Although the benefits of a weak pound are likely to be short-lived,. Brexit may deliver long-term advantages. The first of these will be the UK’s ability to differentiate itself once it controls its own destiny with, for example, liberal regulations in areas such as clinical trial data, stem cell research and genetic modifications. The UK could also offer a faster authorization process for clinical trials in contrast to the centralized European process, thereby making the UK ever more attractive as a clinical trial center. Another opportunity presents itself in relation to current EU limitations on state aid that inhibit the UK from directly supporting science-based industries. If the UK marries Swiss-style, light touch regulation with generous state aid, Brexit could further elevate the UK’s position as a global leader in life sciences.

Ironically, another area where the UK can win is with its future immigration policy. Freedom of movement within the EU has reduced the UK’s focus on attracting the finest scientific minds beyond the European mainland. An enlightened immigration policy could entice skilled workers from countries such as China, India and the US to move to the UK.


We don’t yet know if the UK will experience a hard Brexit but we do know that Brexit will be hard. Much of the uncertainty that exists today can be overcome by making good decisions. Although academia, biotech and pharma in Britain and Northern Ireland will miss out on EU research money, the UK has the option to channel additional pounds into innovation and scientific discovery. The government could also prioritize the research and development of drugs that make the most sense for its citizens. The nation already boasts world-class bodies such as the Medicines & Healthcare products Regulatory Agency (which to date has played a disproportionally large role in the EMA), the National Institute for Health and Care Excellence, and the unfairly maligned National Health Service. The UK is well positioned to lead the rest of Europe in life sciences for many years to come.

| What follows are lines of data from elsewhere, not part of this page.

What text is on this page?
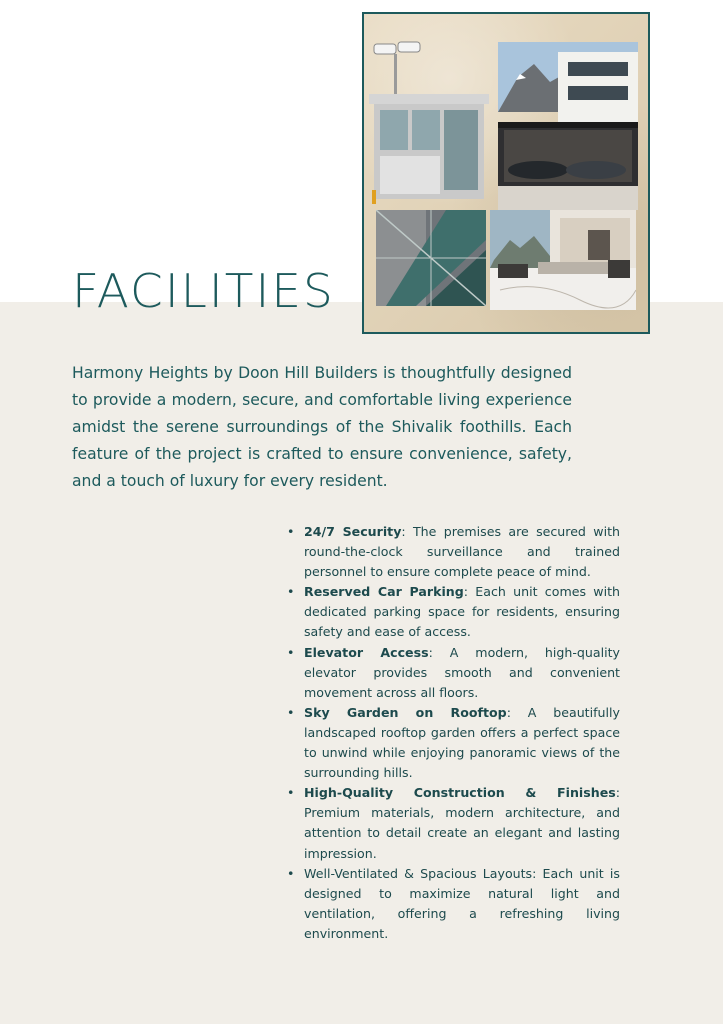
FACILITIES

Harmony Heights by Doon Hill Builders is thoughtfully designed to provide a modern, secure, and comfortable living experience amidst the serene surroundings of the Shivalik foothills. Each feature of the project is crafted to ensure convenience, safety, and a touch of luxury for every resident.

• 24/7 Security: The premises are secured with round-the-clock surveillance and trained personnel to ensure complete peace of mind.
• Reserved Car Parking: Each unit comes with dedicated parking space for residents, ensuring safety and ease of access.
• Elevator Access: A modern, high-quality elevator provides smooth and convenient movement across all floors.
• Sky Garden on Rooftop: A beautifully landscaped rooftop garden offers a perfect space to unwind while enjoying panoramic views of the surrounding hills.
• High-Quality Construction & Finishes: Premium materials, modern architecture, and attention to detail create an elegant and lasting impression.
• Well-Ventilated & Spacious Layouts: Each unit is designed to maximize natural light and ventilation, offering a refreshing living environment.
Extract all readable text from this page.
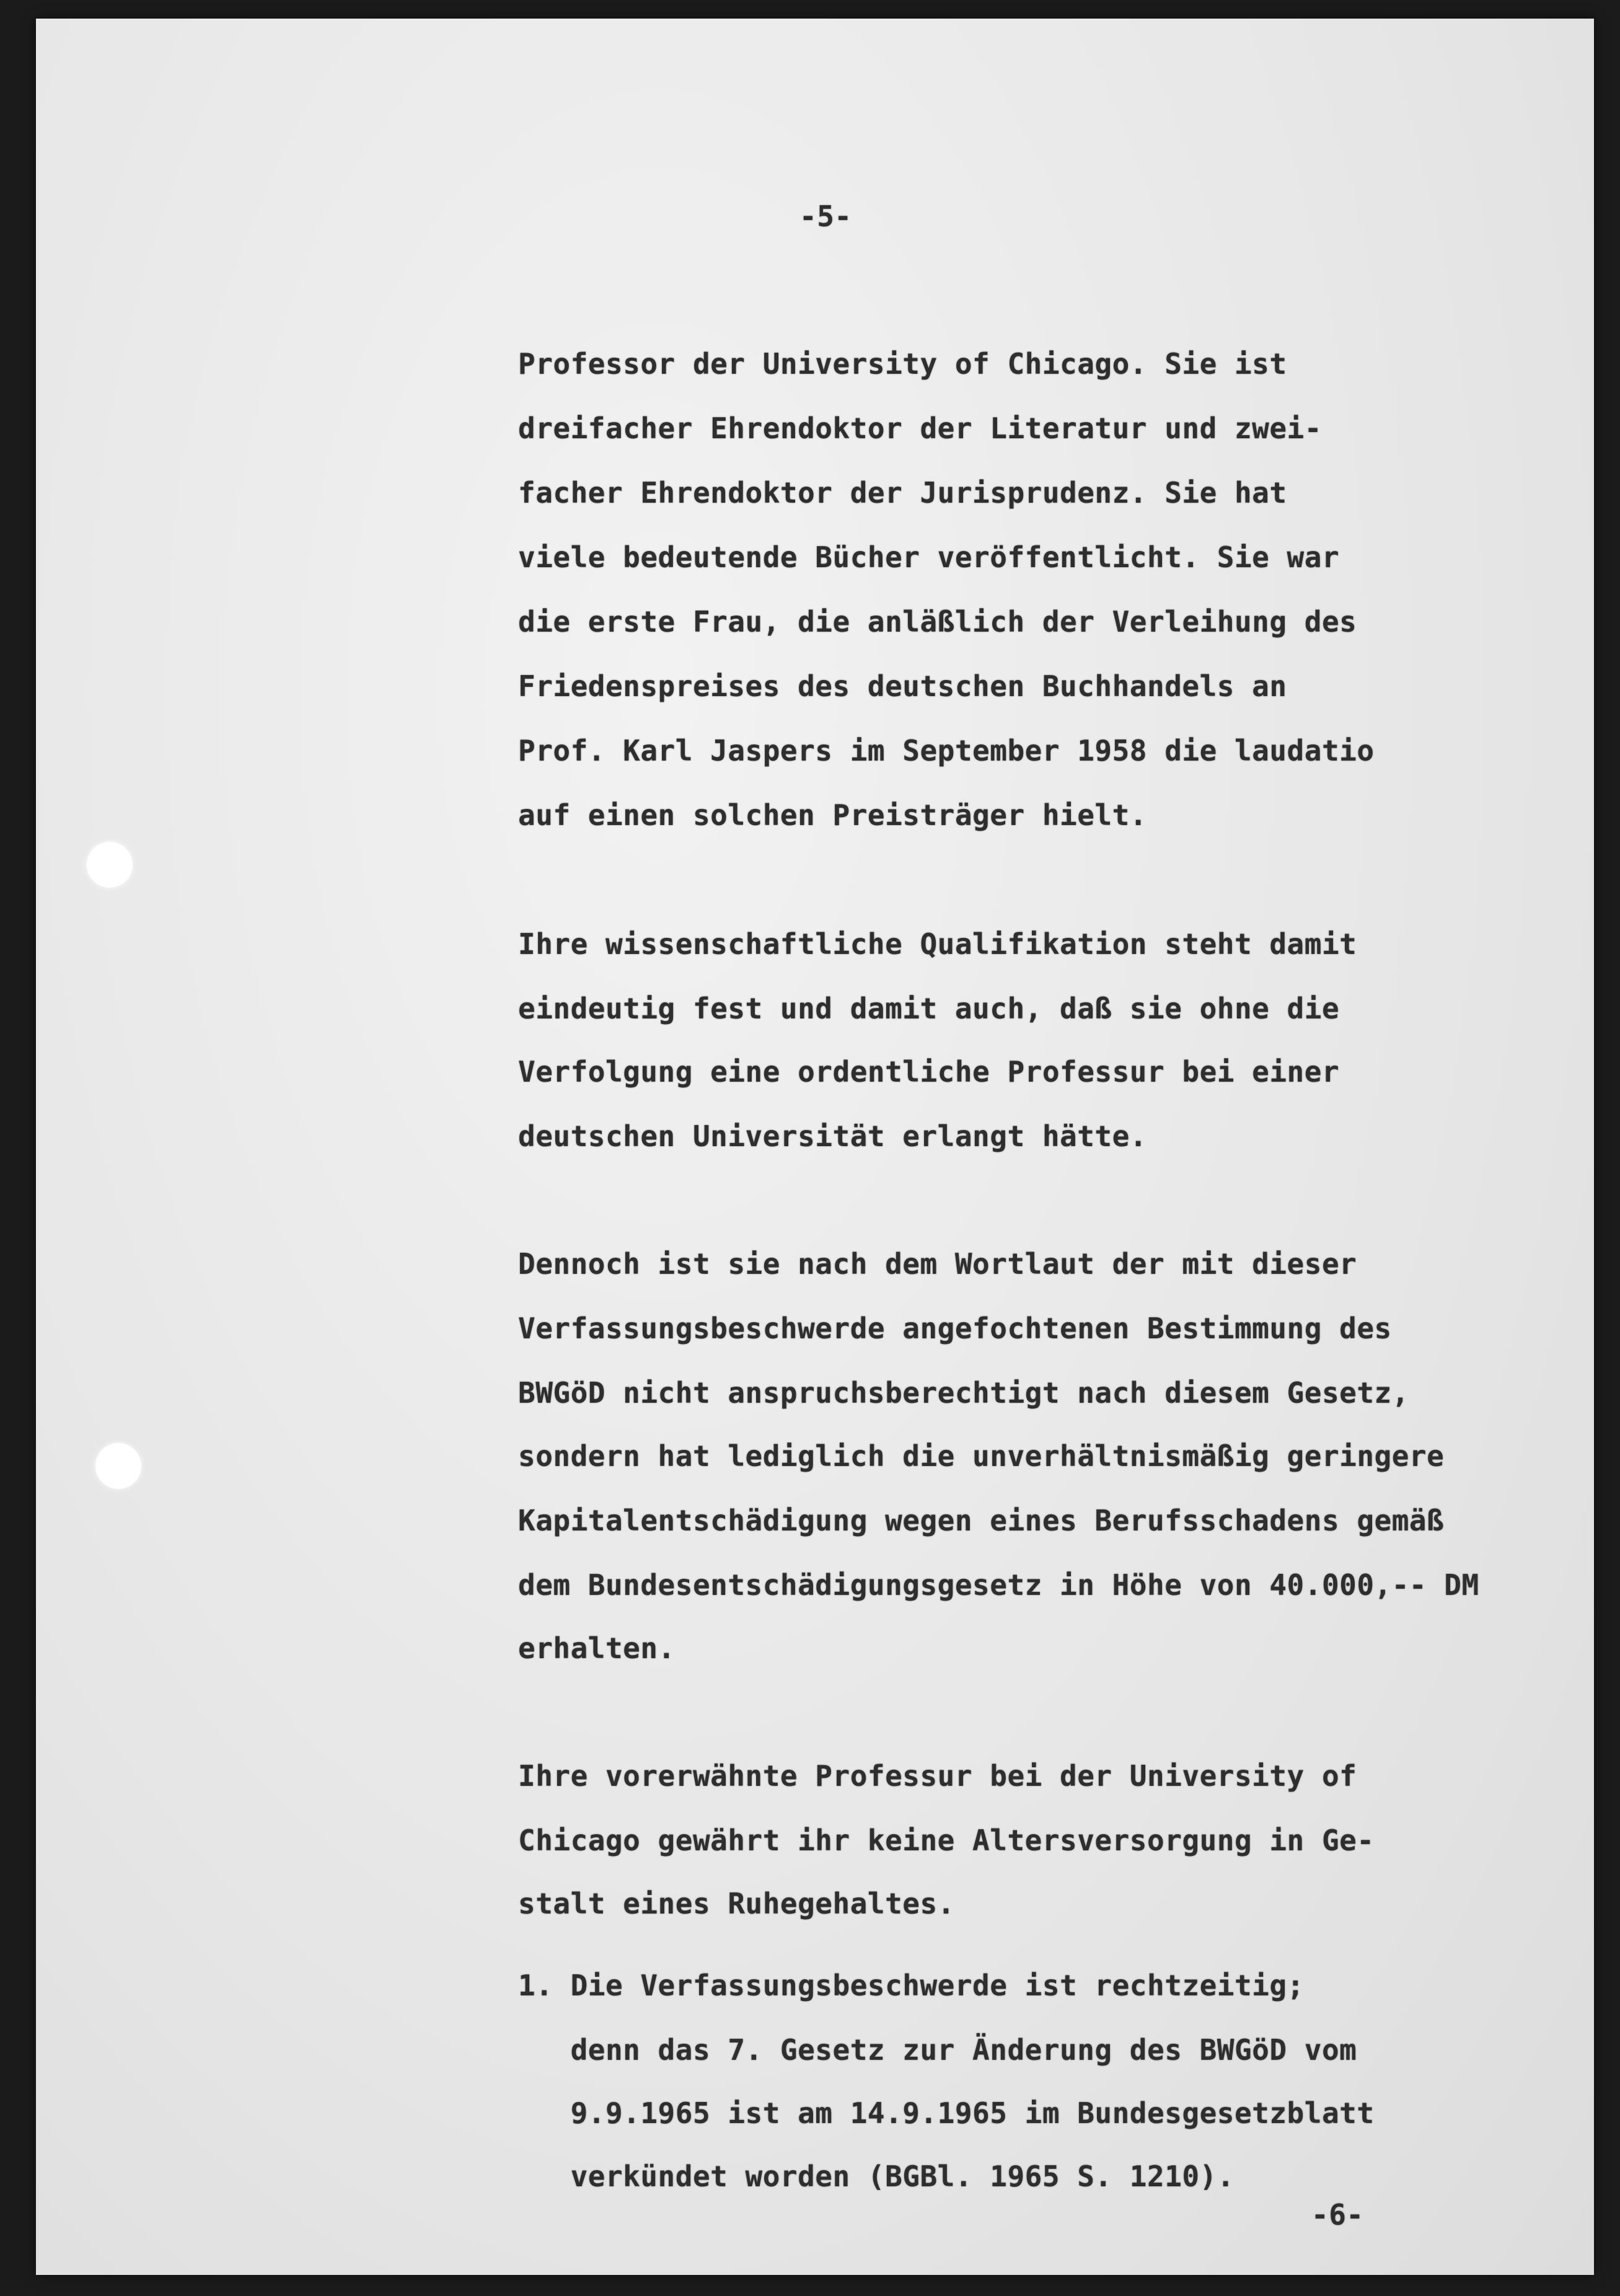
-5-
Professor der University of Chicago. Sie ist
dreifacher Ehrendoktor der Literatur und zwei-
facher Ehrendoktor der Jurisprudenz. Sie hat
viele bedeutende Bücher veröffentlicht. Sie war
die erste Frau, die anläßlich der Verleihung des
Friedenspreises des deutschen Buchhandels an
Prof. Karl Jaspers im September 1958 die laudatio
auf einen solchen Preisträger hielt.
Ihre wissenschaftliche Qualifikation steht damit
eindeutig fest und damit auch, daß sie ohne die
Verfolgung eine ordentliche Professur bei einer
deutschen Universität erlangt hätte.
Dennoch ist sie nach dem Wortlaut der mit dieser
Verfassungsbeschwerde angefochtenen Bestimmung des
BWGöD nicht anspruchsberechtigt nach diesem Gesetz,
sondern hat lediglich die unverhältnismäßig geringere
Kapitalentschädigung wegen eines Berufsschadens gemäß
dem Bundesentschädigungsgesetz in Höhe von 40.000,-- DM
erhalten.
Ihre vorerwähnte Professur bei der University of
Chicago gewährt ihr keine Altersversorgung in Ge-
stalt eines Ruhegehaltes.
1. Die Verfassungsbeschwerde ist rechtzeitig;
denn das 7. Gesetz zur Änderung des BWGöD vom
9.9.1965 ist am 14.9.1965 im Bundesgesetzblatt
verkündet worden (BGBl. 1965 S. 1210).
-6-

18 months on from that fateful match against Iceland and England’s soccer teams have won the FIFA Under-20 World Cup, the UEFA European Under-19 Championship and the FIFA Under-17 World Cup. I take that as a good omen. If Bicycle Therapeutics succeeds in retaining its fantastic pan-European team, benefits from additional US investment strengthened by the weak pound and continues to lead the way in a newly differentiated UK biotech industry, then the company – along with the rest of UK biotech – could avoid scoring a post-Brexit own goal. After all, an alternative term in soccer for an overhead kick is a bicycle kick.


Thanks to Kevin Lee and Kenny MacLeod for reading drafts of this post.